Now what we can do is pipe any log files created inside the ngrok system to our project directory. Let's do this by editing our Azkfile.js ngrok system, and adding the mounts parameter:

...
  // ngrok system
  ngrok: {
    // Dependent systems
    depends: ["azkdemo-services"],
    // More images:  http://images.azk.io
    image: {"docker": "azukiapp/ngrok:latest"},
    wait: {"retry": 20, "timeout": 1000},
    http: {
      domains: [
        "#{manifest.dir}-#{system.name}.#{azk.default_domain}",
      ],
    },
    ports: {
      // exports global variables
      http: "4040",
    },
    mounts: {
      '/ngrok/logs' : path("./logs"),
    },
    envs: {
      // set instances variables
      NGROK_CONFIG: "/ngrok/ngrok.yml",
      NGROK_LOG: "/ngrok/logs/ngrok.log",
    },
  },
  ...
}

The mounts parameter will define:

  • 'ngrok/logs': this is the folder and its contents created inside our system (ngrok in this case) that we want to pipe to outside.
  • path("./logs)": the path options will define where that information will be available in our project directory. In this case, the ./logs folder we created in the previous step.

Let's restart our system to update it with these changes:

$ azk restart

Now, after you restart the systems and they're up and running, you should see a new file was created inside our logs folder called ngrok.log. Open that file and you'll see a bunch of log outputs from ngrok. Search for "Tunnel established at" and you'll be able to see our public endpoint that ngrok made available for us.

So copy that address (something like https://f896d41.ngrok.com) in your browser and open it. You should see exactly our application:

azkdemo services

What's different about this is that you can share that URL with other people and they'll be able to access it, which is exactly the reason why they're useful for quickly testing webhooks without deploying your application.

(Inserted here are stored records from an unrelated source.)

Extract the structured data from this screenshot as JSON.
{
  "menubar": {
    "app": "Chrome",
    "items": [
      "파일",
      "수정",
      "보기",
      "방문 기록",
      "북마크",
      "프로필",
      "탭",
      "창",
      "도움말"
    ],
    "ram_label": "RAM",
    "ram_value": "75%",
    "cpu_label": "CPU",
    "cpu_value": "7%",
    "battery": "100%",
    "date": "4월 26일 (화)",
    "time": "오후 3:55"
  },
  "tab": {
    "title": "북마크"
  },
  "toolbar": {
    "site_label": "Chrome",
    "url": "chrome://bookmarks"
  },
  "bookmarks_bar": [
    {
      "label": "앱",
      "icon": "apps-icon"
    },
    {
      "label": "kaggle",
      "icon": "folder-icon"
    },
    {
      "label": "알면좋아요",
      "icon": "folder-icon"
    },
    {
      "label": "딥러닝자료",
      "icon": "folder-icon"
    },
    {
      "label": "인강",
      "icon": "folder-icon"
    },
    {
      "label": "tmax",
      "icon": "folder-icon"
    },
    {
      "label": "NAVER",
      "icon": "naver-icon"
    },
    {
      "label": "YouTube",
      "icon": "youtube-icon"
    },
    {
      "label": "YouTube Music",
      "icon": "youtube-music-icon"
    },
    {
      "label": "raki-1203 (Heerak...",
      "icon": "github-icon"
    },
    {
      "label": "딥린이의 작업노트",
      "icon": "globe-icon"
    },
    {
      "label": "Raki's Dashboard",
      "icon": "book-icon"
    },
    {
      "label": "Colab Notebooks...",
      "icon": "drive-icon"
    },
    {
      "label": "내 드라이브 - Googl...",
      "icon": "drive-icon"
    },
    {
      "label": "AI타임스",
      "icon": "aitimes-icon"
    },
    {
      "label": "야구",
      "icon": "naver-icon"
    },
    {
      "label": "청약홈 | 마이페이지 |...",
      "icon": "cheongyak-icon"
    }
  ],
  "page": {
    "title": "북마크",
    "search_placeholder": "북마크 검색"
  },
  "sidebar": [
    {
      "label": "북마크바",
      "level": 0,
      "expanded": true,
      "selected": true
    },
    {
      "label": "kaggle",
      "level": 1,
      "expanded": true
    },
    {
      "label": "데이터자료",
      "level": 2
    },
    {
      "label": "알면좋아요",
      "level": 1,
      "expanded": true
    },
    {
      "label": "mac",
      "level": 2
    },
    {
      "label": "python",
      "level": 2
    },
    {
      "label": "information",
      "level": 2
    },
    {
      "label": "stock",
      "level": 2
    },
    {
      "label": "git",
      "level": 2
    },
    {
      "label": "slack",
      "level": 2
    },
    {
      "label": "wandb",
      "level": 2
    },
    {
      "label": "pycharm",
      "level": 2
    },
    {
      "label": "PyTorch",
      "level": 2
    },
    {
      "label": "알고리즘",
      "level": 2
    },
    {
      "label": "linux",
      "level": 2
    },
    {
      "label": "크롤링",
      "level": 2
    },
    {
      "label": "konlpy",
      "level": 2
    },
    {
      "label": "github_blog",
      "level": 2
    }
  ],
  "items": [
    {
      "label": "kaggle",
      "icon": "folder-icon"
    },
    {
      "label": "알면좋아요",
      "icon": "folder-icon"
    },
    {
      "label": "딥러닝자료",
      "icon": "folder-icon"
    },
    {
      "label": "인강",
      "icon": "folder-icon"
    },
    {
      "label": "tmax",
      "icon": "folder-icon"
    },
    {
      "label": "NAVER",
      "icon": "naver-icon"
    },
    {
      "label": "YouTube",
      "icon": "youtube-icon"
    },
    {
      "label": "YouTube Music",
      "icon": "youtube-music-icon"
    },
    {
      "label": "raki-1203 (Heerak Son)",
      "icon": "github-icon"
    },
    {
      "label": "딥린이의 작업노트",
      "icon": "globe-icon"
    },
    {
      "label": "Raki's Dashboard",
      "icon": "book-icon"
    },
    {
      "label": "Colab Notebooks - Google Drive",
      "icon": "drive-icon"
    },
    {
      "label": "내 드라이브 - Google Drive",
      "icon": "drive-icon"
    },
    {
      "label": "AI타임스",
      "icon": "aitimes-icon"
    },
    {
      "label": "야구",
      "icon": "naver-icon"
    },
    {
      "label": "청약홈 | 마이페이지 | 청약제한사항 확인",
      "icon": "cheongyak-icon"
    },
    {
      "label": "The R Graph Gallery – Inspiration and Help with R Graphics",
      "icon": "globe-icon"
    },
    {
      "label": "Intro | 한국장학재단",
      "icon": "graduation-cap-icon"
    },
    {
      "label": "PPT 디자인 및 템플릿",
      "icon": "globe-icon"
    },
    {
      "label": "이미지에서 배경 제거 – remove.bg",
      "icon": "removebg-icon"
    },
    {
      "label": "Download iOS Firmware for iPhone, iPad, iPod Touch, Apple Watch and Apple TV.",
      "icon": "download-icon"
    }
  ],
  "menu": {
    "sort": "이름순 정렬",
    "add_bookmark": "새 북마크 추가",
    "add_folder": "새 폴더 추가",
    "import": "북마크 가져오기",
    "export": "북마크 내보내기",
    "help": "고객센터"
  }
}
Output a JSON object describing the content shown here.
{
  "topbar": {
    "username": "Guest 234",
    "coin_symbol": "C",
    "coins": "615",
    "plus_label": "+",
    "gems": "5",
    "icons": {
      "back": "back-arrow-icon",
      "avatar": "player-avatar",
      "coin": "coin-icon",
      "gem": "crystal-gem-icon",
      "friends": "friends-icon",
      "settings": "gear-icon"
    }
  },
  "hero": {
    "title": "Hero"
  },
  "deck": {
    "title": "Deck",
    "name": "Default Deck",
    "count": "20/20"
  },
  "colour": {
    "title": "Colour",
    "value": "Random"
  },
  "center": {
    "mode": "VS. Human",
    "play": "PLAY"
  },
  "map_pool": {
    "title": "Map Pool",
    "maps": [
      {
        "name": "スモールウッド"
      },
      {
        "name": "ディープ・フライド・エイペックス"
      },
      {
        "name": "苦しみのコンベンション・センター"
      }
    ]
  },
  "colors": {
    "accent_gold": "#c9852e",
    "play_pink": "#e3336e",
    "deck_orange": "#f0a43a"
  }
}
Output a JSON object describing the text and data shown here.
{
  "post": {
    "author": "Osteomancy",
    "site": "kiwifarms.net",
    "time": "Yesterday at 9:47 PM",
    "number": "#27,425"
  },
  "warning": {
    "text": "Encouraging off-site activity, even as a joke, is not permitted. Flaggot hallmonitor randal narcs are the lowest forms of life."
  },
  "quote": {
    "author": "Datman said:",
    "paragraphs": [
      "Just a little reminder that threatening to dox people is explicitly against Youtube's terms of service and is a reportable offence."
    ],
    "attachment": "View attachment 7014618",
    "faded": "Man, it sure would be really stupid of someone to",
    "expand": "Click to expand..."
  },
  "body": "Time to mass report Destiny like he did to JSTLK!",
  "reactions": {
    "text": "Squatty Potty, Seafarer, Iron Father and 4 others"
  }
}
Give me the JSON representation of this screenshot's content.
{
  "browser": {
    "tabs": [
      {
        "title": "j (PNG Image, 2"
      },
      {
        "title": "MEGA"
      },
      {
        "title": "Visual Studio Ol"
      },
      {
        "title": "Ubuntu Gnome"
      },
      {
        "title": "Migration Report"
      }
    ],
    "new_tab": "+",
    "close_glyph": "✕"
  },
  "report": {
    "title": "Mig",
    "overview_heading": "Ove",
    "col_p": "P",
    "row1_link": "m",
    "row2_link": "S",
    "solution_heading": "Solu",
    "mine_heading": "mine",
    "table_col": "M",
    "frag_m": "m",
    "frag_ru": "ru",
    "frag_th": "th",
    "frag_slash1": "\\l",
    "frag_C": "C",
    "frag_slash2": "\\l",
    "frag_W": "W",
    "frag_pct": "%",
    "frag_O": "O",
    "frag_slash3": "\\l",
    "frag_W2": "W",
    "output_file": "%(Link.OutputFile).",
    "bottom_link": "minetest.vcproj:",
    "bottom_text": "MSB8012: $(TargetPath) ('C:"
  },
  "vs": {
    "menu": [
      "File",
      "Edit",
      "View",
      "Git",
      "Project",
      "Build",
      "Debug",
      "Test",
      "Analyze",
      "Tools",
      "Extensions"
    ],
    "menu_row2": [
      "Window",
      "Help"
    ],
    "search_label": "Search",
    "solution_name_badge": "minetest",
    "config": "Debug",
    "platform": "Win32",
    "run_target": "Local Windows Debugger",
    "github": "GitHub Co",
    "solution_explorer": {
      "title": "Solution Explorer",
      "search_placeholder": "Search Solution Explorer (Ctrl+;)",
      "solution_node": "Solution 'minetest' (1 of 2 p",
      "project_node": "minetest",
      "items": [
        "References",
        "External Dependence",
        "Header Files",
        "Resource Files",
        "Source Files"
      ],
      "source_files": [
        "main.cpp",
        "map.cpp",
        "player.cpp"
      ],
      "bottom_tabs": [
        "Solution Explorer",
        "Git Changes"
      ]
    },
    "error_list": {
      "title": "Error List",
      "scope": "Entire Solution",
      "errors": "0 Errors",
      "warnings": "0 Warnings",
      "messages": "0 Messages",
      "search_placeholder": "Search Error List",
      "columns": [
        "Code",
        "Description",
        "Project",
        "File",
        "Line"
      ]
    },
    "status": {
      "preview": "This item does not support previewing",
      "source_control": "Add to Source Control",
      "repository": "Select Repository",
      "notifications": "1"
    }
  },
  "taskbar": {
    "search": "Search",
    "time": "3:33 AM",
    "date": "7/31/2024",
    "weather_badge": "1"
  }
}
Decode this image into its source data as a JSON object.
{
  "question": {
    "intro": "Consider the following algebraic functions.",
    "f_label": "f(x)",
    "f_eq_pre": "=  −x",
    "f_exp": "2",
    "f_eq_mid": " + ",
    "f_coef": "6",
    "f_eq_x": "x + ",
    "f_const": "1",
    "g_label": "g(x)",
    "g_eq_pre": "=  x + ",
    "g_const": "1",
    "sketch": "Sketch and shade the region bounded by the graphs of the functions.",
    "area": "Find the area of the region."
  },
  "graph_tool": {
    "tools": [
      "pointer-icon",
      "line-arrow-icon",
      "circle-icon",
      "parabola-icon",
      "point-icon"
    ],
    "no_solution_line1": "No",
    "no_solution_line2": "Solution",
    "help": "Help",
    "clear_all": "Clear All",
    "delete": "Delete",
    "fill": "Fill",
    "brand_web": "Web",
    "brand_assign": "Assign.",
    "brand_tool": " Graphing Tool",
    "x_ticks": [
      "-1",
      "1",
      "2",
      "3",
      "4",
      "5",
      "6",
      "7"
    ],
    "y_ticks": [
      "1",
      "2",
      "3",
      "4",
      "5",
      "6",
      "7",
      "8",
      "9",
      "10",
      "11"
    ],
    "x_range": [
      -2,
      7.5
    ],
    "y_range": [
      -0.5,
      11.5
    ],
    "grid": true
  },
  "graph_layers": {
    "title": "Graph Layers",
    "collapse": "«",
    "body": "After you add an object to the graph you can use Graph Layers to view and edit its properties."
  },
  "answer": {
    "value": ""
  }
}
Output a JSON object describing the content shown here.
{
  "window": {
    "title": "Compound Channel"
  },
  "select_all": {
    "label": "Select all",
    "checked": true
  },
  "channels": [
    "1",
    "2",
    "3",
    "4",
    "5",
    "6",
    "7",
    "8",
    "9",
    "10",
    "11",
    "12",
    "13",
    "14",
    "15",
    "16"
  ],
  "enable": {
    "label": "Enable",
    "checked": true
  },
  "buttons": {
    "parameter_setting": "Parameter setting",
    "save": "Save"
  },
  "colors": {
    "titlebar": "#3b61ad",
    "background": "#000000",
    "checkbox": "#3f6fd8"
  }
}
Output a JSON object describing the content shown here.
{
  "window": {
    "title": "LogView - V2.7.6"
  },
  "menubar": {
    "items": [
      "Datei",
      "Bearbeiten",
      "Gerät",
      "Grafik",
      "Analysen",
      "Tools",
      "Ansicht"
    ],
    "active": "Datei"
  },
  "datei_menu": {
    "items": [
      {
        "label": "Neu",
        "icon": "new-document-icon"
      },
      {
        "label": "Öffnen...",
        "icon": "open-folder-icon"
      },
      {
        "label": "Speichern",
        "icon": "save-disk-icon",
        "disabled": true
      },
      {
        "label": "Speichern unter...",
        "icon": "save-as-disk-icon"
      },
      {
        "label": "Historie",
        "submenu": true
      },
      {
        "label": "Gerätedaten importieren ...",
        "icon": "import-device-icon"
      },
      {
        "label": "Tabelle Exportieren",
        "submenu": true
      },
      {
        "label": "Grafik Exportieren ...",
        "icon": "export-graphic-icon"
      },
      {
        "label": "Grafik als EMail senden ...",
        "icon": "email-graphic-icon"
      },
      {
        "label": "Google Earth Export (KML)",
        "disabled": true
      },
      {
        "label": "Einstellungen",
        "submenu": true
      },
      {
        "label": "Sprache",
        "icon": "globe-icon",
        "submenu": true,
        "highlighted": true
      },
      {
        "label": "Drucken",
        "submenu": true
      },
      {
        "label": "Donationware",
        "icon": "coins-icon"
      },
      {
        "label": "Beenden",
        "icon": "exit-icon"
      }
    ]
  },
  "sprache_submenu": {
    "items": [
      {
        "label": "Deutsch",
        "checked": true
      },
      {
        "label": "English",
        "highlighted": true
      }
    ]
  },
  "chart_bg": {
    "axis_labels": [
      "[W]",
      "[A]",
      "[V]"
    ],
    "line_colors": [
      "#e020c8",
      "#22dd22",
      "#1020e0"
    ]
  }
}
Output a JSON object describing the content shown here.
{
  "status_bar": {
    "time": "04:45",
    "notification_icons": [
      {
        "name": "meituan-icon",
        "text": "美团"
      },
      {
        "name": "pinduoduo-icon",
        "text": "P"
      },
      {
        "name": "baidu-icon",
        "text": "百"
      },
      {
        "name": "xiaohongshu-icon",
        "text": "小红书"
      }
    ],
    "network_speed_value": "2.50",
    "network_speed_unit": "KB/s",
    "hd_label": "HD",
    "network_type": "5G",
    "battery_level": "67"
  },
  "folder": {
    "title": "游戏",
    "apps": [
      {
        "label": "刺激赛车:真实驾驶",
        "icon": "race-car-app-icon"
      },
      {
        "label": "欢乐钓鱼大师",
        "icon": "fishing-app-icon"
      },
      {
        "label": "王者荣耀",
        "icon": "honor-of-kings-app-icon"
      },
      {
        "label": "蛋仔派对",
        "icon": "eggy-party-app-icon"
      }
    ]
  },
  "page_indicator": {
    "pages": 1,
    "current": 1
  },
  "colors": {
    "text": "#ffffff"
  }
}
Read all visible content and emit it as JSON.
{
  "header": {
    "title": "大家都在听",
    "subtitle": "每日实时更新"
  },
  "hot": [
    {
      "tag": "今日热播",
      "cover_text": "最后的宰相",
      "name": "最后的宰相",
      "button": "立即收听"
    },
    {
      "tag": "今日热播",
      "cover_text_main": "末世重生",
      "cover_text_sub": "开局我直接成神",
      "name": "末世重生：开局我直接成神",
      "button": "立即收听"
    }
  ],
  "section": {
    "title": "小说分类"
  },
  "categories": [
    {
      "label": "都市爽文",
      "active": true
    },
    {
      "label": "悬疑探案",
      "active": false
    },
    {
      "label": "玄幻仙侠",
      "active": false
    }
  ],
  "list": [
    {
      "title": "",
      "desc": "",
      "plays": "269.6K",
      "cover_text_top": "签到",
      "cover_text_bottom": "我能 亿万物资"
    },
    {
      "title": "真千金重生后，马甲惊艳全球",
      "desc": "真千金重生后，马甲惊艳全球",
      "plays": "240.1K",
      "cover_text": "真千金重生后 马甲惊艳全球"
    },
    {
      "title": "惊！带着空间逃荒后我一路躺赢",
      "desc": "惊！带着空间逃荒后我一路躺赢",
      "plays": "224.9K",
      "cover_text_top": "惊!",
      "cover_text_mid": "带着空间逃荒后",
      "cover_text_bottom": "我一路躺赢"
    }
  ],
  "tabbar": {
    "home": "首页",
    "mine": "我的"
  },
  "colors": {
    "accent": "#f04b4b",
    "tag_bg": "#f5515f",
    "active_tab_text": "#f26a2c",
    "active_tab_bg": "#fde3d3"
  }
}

Just like we said in the beginning of the tutorial, now let's add a GET endpoint in our application that will add a message in our application's message box. Open your src/index.js file and add a /webhook endpoint to it:

...
// Send mail
app.get('/mail', require('./send_email.js'));

// Webhooks
app.get('/webhook', function(req, res) {
  io.sockets.emit('msgs', req.param('msg'));
  res.send('Message sent');
});

// setup views with ejs
app.use('/public', express.static(path.join(rootPath, 'public')));
...

Save it, and since we're using nodemon, it's going to automatically reload our application. Your ngrok URL will also stay the same. If you already had a previous tab open from the last step, just open a new one with the same address (something like https://f896d41.ngrok.com). Now you should have two tabs open with our application. In the second tab, add to the end of the address the following:

https://f896d41.ngrok.com/webhook?msg=hello

The page should refresh and show a text "Message sent"! Go back to the first tab, and you should see a message saying "ngrok: hello":

azkdemo ngrok

And that's it!

Testing a webhook from another service like the ones mentioned in the beginning should be as simple as changing our /webhook endpoint to a POST instead of a GET, and then working with the data that will be sent as part of the req object. :)

Note: You can check the final result on the branch ngrok-final from the project azkdemo-services.